For Haplic Luvisol (
Figure 10), the SR measurements are well represented by the modeling values before the 2015 year; however, in the later period, the winter-time SR values are too large due to changes in the forest structure (tree fall down) that year, making soil more accessible to elements [
62].
The low
R2 values for the cold period (
Table 2) are directly associated with the high variability of the observations (see
Figure 3) which typically occur during the winter-time measurements due to snow presence on the ground and freezing–thawing cycles and also due to changes in precipitation causing CO
2 accumulation in soil and interrupting gas exchange.
4. Conclusions
We have demonstrated an importance to account for the SOC storage and water-holding ability for the selection of the proper SR models. For the sandy Entic Podzol with a coarse texture and good drainage, it is better to use the models accounting for the SOC storage (TPC and TPPC), while for the loamy Haplic Luvisol, having a finer texture and high water-holding ability, it is better to apply Raich–Hashimoto-type models (TPPrh) with the quadratic temperature dependency being connected to the water presence in the soil and the reaction of the microbial biomass on temperature change.

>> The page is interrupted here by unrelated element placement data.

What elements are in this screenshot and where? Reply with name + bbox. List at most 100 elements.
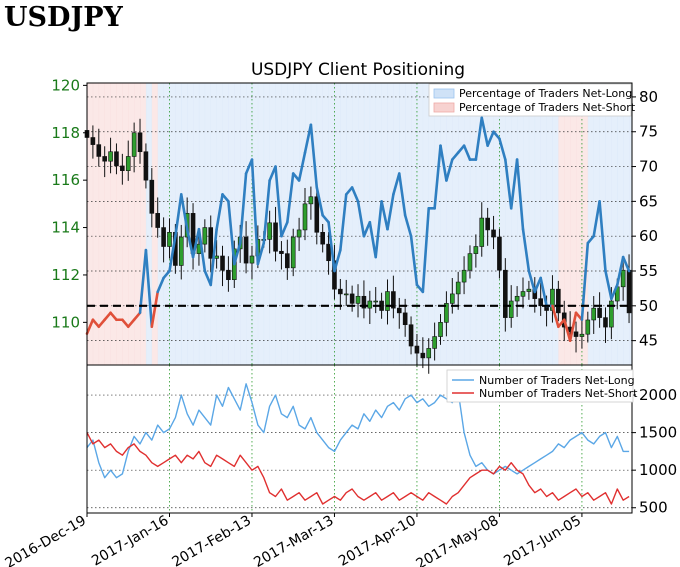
net-short-fill-stripe	[122, 83, 129, 365]
bottom-panel: 500 1000 1500 2000 Number of Traders Net-Lo…	[86, 364, 677, 517]
percentage-line-segment	[221, 193, 230, 203]
legend-label-count-short: Number of Traders Net-Short	[479, 387, 638, 400]
net-long-fill-stripe	[145, 83, 153, 365]
candle-body	[408, 324, 414, 347]
percentage-line-segment	[162, 269, 171, 280]
net-long-fill-stripe	[157, 83, 164, 365]
percentage-line-segment	[580, 241, 590, 322]
candle-body	[202, 227, 208, 245]
page-title: USDJPY	[4, 2, 123, 33]
candle-body	[573, 331, 579, 337]
price-tick-label: 114	[51, 219, 80, 237]
percentage-line-segment	[109, 311, 118, 322]
candle-body	[556, 288, 561, 314]
candle-body	[479, 217, 485, 247]
percentage-line-segment	[215, 193, 224, 231]
candle-body	[243, 236, 249, 264]
net-long-fill-stripe	[363, 83, 371, 365]
pct-tick-label: 60	[639, 227, 658, 245]
candle-body	[526, 288, 532, 292]
percentage-line-segment	[144, 248, 154, 329]
price-candles	[84, 118, 632, 374]
net-long-count-line	[86, 383, 630, 479]
pct-tick-label: 55	[639, 262, 658, 280]
percentage-line-segment	[238, 172, 248, 245]
candle-body	[290, 236, 296, 269]
net-long-fill-stripe	[629, 83, 633, 365]
net-long-fill-stripe	[187, 83, 194, 365]
candle-body	[349, 293, 355, 304]
pct-tick-label: 80	[639, 88, 658, 106]
candle-body	[579, 333, 585, 337]
percentage-line-segment	[433, 144, 442, 210]
net-long-fill-stripe	[440, 83, 447, 365]
percentage-line-segment	[397, 172, 407, 217]
trader-count-axis-ticks: 500 1000 1500 2000	[632, 386, 677, 517]
candle-body	[161, 227, 166, 247]
candle-body	[402, 312, 408, 326]
candle-body	[497, 236, 502, 271]
percentage-line-segment	[392, 172, 401, 196]
percentage-line-segment	[450, 151, 460, 161]
candle-body	[449, 293, 455, 304]
net-long-fill-stripe	[305, 83, 312, 365]
net-long-fill-stripe	[534, 83, 541, 365]
price-tick-label: 116	[51, 171, 80, 189]
net-long-fill-stripe	[452, 83, 459, 365]
net-long-fill-stripe	[481, 83, 488, 365]
percentage-line-segment	[315, 186, 324, 217]
candle-body	[96, 144, 102, 157]
net-short-fill-stripe	[151, 83, 159, 365]
candle-body	[296, 229, 302, 238]
candle-body	[178, 236, 184, 266]
top-legend-box	[428, 83, 632, 117]
count-tick-label: 500	[639, 499, 668, 517]
pct-tick-label: 50	[639, 297, 658, 315]
percentage-line-segment	[403, 213, 413, 238]
percentage-line-segment	[439, 144, 448, 182]
date-tick-label: 2017-May-08	[414, 513, 502, 567]
net-long-fill-stripe	[605, 83, 612, 365]
percentage-line-layer	[85, 116, 631, 342]
top-panel: 110 112 114 116 118 120 45 50 55 60 65 70 75 80 Perc…	[51, 76, 658, 374]
candle-body	[367, 300, 373, 309]
net-long-fill-stripe	[422, 83, 430, 365]
net-long-fill-stripe	[464, 83, 471, 365]
price-tick-label: 112	[51, 266, 80, 284]
percentage-line-segment	[333, 248, 342, 273]
net-long-fill-stripe	[204, 83, 212, 365]
net-long-fill-stripe	[310, 83, 318, 365]
net-short-fill-stripe	[116, 83, 123, 365]
percentage-line-segment	[492, 130, 501, 141]
candle-body	[444, 303, 449, 323]
net-long-fill-stripe	[587, 83, 595, 365]
percentage-line-segment	[174, 193, 183, 238]
candle-body	[338, 288, 343, 295]
percentage-line-segment	[344, 186, 354, 196]
percentage-line-segment	[327, 220, 336, 273]
net-long-fill-stripe	[381, 83, 388, 365]
candle-body	[90, 137, 96, 145]
candle-body	[308, 196, 314, 205]
net-short-fill-stripe	[110, 83, 117, 365]
net-short-fill-stripe	[564, 83, 571, 365]
percentage-line-segment	[227, 200, 236, 266]
net-short-fill-stripe	[98, 83, 105, 365]
percentage-line-segment	[604, 269, 613, 301]
candle-body	[503, 269, 508, 318]
percentage-line-segment	[621, 255, 631, 273]
net-long-fill-stripe	[369, 83, 377, 365]
candle-body	[279, 250, 284, 254]
legend-label-net-short-pct: Percentage of Traders Net-Short	[459, 101, 636, 114]
candle-body	[473, 246, 479, 254]
candle-body	[520, 291, 526, 297]
net-short-fill-stripe	[570, 83, 577, 365]
candle-body	[214, 255, 219, 259]
percentage-line-segment	[297, 151, 307, 182]
date-tick-label: 2017-Apr-10	[336, 513, 419, 567]
percentage-line-segment	[521, 227, 531, 273]
candle-body	[514, 295, 520, 302]
percentage-line-segment	[103, 311, 112, 322]
percentage-line-segment	[368, 220, 378, 259]
candle-body	[609, 300, 614, 328]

Both in the dry and in the normal years, accounting for SOC storage significantly improves the modeling results (TPC and TPPC models) in comparison to the more simple model results (T, TP, and TPP models). In the dry years, the TPPC model is better than the TPC model, but in the normal years, the TPC model is better than the TPPC model, highlighting an importance of the prolonged presence of soil humidity in dry periods.

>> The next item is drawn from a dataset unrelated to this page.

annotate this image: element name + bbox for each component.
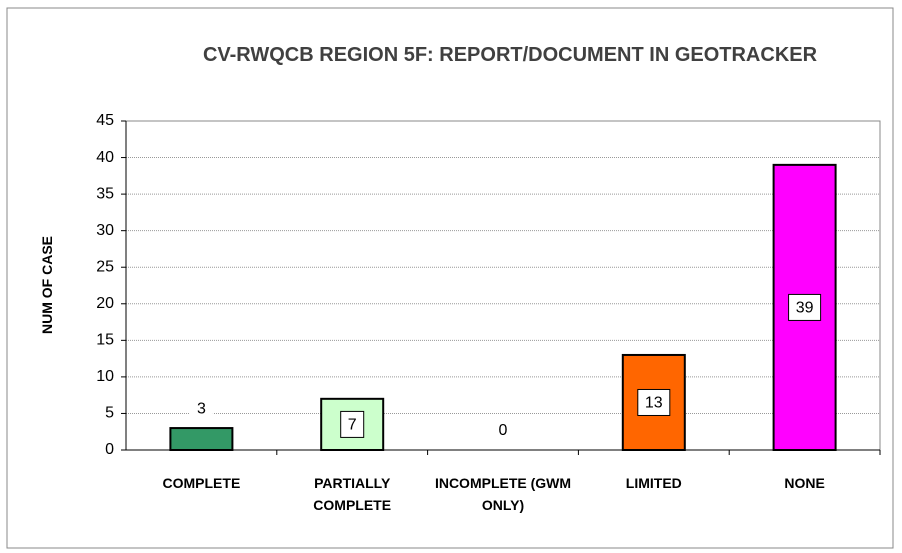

An effect of humidity change becomes the most important in the wet years (TPP и TPPC models). Optimal values for the parameter included into the TPP and TPPC models become close to zero or negative in the dry years, highlighting an importance of the (continuous) moisture and precipitation presence from the previous month (PP).
We found that TPPC parameterized by the soil temperature adequately describes the SR measured during the cold periods (Tsoil ≤ 2 °C), whereas TPPrh parameterized by the soil or air temperature is better for describing the SR measured during the warm periods (Tsoil > 2 °C).
The parameterization of the models with the soil temperature is shown to be an important factor for adequate SR estimates. With this parameterization, the TPPC model can be applied for the control of the winter-time SR measurements conducted at the sites.